Measuring ROI involves tracking KPIs such as click rates, number of users for a website or app, call durations, and physician satisfaction levels. But most pharmaceutical-industry MCM pilots have been too small to allow for a reliable ROI measurement, too brief for adequate testing, or designed in a way not suitable for measurement. Key shortcomings in pilot design have included the lack of a clear definition of the baseline performance and the failure to establish a control group of physicians to show how a marketing program will perform in the absence of MCM.
MCM is no longer a “nice to have” capability. In the current challenging pharmaceutical industry, MCM’s potential to boost revenues and cut costs are compelling reasons to make the institutional changes necessary for this new means of connecting with physicians in the digital world.

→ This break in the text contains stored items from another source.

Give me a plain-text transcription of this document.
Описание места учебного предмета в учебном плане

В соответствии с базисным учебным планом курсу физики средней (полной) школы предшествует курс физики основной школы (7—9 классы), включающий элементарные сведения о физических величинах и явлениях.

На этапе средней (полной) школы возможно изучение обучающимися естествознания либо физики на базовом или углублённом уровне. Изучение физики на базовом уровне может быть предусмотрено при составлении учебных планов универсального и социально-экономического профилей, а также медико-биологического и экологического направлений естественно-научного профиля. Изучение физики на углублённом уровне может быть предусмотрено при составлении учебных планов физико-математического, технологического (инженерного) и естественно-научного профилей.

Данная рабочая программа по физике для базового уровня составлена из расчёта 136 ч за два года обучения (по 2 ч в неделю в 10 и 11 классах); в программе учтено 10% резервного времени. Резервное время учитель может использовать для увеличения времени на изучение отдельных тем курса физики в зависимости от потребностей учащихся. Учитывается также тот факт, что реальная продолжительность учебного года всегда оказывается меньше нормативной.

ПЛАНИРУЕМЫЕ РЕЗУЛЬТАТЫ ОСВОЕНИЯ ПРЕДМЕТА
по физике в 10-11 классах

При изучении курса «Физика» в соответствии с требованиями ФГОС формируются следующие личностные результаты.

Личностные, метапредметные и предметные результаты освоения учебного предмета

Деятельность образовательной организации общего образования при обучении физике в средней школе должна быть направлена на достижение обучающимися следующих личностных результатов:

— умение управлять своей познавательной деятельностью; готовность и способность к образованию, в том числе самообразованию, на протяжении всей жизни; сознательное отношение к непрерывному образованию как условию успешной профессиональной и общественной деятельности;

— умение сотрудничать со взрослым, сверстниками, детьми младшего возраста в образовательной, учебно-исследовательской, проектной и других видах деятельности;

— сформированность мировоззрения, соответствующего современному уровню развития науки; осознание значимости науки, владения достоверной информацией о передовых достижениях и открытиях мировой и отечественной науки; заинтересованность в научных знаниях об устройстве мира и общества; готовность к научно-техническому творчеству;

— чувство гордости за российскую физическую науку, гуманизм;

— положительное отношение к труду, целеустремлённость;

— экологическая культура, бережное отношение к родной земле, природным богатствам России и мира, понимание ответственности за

Companies certainly have the data right now to deliver on MCM. Effective marketing approaches can make use of that wealth of data, allowing pharmaceutical companies to tailor their content and channel mix to maximum effect. What many companies lack, however, is a plan for change and the organizational patience required to transform entrenched processes, incentives, and ways of thinking. Both elements are required in a highly connected world where success in reaching physicians and patients depends on the relevance of content and the quality of the interaction. The question now is whether the industry will make the investments required to build an MCM approach that yields reliable execution and healthy returns.